FishMonger, a China-linked threat group operated via contractor i-Soon, has deployed two undocumented Windows variants of SprySOCKS -- a backdoor previously documented as Linux-only -- against government organizations in Honduras, Taiwan, Thailand, and Pakistan between 2023 and 2024. The more capable variant, WIN_DRV, uses kernel drivers RawWNPF and DriverLoader to hide the backdoor's processes, network connections, files, and registry keys from security tooling. It also diverts TCP traffic to mask its actual listening port. WIN_PLUS takes a separate path, abusing the Windows Print Spooler service to inject into svchost.exe. Essentially: (FishMonger, i-Soon) ran a kernel-level espionage campaign against government targets across Asia and Latin America. - Both variants support over 30 commands including SOCKS proxy initialization, process enumeration, and service management, communicating via TCP, UDP, and WebSocket. - WIN_PLUS was first detected in July 2024; FishMonger operates under the Winnti umbrella and has been active since at least 2021. Kernel-level Windows tooling signals a deliberate investment in persistence designed to outlast endpoint defenses, not just rapid initial compromise.

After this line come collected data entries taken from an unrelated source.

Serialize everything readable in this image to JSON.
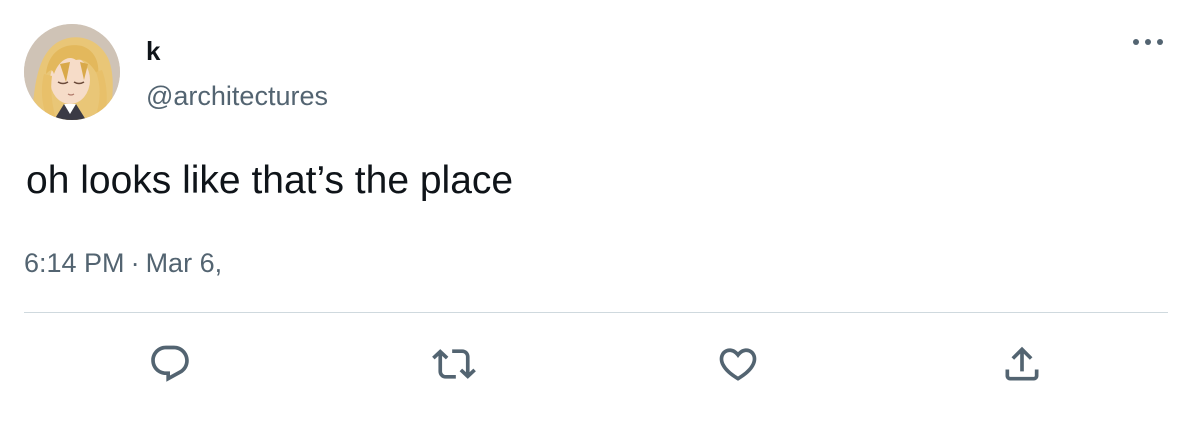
{
  "author": {
    "display_name": "k",
    "handle": "@architectures",
    "avatar_icon": "anime-character-avatar"
  },
  "tweet": {
    "text": "oh looks like that’s the place",
    "time": "6:14 PM",
    "separator": "·",
    "date": "Mar 6,"
  },
  "actions": [
    {
      "name": "reply",
      "icon": "comment-icon"
    },
    {
      "name": "retweet",
      "icon": "retweet-icon"
    },
    {
      "name": "like",
      "icon": "heart-icon"
    },
    {
      "name": "share",
      "icon": "share-icon"
    }
  ],
  "more_icon": "more-options-icon",
  "colors": {
    "text": "#0f1419",
    "secondary": "#536471",
    "divider": "#cfd9de"
  }
}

Potential risks and opportunities

Risks

  • Government networks in Taiwan, Thailand, Pakistan, and Honduras may already host dormant WIN_DRV implants active since 2023 -- detection requires kernel-level forensics that most public-sector SOCs are not equipped to perform.
  • Endpoint detection vendors face mounting pressure to demonstrate kernel-driver visibility after WIN_DRV shows that driver-based evasion can simultaneously conceal connections, processes, files, and registry keys from conventional tooling.
  • Organizations running Windows Print Spooler in default configurations remain exposed to the WIN_PLUS injection chain, extending risk well beyond the original 2023-2024 government target set.

Opportunities

  • Kernel-level detection and driver-visibility vendors gain clear budget justification at government security programs in Taiwan, Thailand, Pakistan, and Honduras following public disclosure of WIN_DRV's capabilities.
  • EDR providers with deep kernel telemetry can use WIN_DRV's documented simultaneous evasion of process, network, file, and registry enumeration as a concrete benchmark for differentiation in government procurement cycles.
  • Threat intelligence firms with Winnti and FishMonger tracking coverage can expand retainer work with governments newly aware of i-Soon's role as a contractor-operated APT operator active since at least 2021.

What we don't know yet

  • Whether WIN_DRV's kernel drivers RawWNPF and DriverLoader were digitally signed and how signing certificates were obtained -- the article identifies the driver names but does not address their signing or certificate provenance.
  • Full scope of targeted organizations beyond the confirmed government networks in Honduras, Taiwan, Thailand, and Pakistan -- the article covers only known deployments through 2024.
  • Current operational status of FishMonger and i-Soon following the group's public exposure -- the article documents past deployments without addressing whether operations have been disrupted or are ongoing.